Bir devrin sonu

Prof. Dr. Burak KÜNTAY – Dünya Gazetesi

1860 senesinden sonra Amerika Birleşik Devletleri (ABD), ‘reconstruction’ diye ta­bir ettiğimiz yeniden yapılanma dönemine girdi. İç savaşın Amerika’da yaratmış oldu­ğu tahribatı temizlemeye çalışırken tek bir ulus olabilmek için yeni yasalar ve yeni yak­laşımlar benimsediler. ABD, 1900’ler yaklaş­tıkça üzerindeki ölü toprağını atıp yavaş ya­vaş topraklarını genişletme ve dış politika üslubunda agresifleşmeye başladı.

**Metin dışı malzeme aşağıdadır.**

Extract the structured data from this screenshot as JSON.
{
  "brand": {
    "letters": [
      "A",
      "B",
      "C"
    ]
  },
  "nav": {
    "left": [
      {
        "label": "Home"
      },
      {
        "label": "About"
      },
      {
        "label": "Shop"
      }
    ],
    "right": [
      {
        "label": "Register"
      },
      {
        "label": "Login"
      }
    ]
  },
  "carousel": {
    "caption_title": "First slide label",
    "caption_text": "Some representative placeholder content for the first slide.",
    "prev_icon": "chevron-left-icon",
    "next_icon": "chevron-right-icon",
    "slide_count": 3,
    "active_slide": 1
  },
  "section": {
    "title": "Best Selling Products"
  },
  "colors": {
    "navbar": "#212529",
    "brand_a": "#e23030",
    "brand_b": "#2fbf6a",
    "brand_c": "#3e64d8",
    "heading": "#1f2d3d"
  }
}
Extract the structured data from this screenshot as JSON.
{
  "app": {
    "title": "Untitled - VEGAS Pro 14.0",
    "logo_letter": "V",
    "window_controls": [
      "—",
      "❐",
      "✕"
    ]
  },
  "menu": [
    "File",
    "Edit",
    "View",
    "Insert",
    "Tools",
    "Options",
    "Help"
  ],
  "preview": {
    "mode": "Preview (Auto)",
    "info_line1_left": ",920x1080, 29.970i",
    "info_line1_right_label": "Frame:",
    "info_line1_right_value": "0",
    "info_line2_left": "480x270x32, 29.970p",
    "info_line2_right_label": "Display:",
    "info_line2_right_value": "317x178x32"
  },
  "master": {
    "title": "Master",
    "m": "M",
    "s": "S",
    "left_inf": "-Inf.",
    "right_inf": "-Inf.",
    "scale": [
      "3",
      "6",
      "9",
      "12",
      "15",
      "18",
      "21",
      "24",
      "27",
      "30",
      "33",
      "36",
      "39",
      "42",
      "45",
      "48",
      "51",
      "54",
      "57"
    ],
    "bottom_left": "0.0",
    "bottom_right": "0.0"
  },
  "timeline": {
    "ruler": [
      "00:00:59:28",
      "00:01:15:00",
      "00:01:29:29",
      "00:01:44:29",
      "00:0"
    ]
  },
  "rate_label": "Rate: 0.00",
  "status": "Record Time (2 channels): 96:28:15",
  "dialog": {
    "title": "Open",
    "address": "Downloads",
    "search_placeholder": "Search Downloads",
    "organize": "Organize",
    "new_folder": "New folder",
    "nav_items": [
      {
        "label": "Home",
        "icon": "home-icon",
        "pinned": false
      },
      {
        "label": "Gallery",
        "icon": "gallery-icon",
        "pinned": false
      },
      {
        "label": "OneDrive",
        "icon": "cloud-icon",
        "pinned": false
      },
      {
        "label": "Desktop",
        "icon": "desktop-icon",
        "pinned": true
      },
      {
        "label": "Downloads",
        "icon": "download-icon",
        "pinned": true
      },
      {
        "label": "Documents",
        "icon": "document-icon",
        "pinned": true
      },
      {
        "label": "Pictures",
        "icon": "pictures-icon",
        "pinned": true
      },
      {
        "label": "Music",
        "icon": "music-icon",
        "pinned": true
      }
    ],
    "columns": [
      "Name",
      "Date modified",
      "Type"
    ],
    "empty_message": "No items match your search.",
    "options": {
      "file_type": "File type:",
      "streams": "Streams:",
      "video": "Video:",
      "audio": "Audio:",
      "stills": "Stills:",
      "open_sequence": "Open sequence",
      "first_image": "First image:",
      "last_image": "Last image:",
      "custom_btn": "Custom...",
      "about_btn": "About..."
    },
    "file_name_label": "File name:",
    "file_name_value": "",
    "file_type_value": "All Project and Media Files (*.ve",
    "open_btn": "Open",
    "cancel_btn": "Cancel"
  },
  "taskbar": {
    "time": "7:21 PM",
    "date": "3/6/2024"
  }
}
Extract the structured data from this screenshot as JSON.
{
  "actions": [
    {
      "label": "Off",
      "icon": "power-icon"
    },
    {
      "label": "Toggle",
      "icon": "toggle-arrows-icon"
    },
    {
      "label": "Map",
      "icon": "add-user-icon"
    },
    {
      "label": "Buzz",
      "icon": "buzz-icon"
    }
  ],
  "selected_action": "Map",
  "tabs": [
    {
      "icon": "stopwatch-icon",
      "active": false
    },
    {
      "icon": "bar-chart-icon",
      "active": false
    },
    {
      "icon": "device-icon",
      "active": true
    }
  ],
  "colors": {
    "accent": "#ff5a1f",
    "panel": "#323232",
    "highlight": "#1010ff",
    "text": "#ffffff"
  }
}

Kuruluş döneminde Amerikalı yerlilere karşı yapılan katliamlar neticesinde topraklarını genişlet­se de artık bu savaşlar yerini, İspanyollar ve Meksikalılarla yapılan yeni savaşlara ve yeni toprak kazanımlarına bıraktı. Bunun dışında Jefferson döneminde 15 milyon dolara Fran­sızlardan satın alınan Louisiana bölgesi pa­rayla toprak satın alma üslubunun ilk örneği olsa da 1900’ler sonrası ve öncesi yeni alım­lar da Amerika’nın bir dış politika adeti haline geldi. Alaska, Batı Hint Adaları gibi birçok ye­rin parayla ABD topraklarına eyalet olarak ya da etki alanı olarak katılması bir dış politika üslubuna dönüştü.

Hiç görülmemiş bir süreç

Amerikan başkanı Woodrow Wilson’ın Bi­rinci Dünya Savaşı’ndan sonra Milletler Ce­miyeti projesinin çökmesiyle dış politikada etkin güç olma hayalleri rötara uğrayan ABD; İkinci Dünya Savaşı’ndan sonra gerek askeri gücü, gerek sanayi, gerek bilim alanındaki iler­leyişi ve tabii ki finansı kontrol edilebilmesiy­le birlikte kendini batı ve kapitalist dünyanın lideri olarak buldu. Soğuk Savaş sonrasında birbirinden farklı Başkanlar ve farklı üsluplar göreve gelse de temel bazı dış politika kriterle­ri hiçbir zaman değişmedi.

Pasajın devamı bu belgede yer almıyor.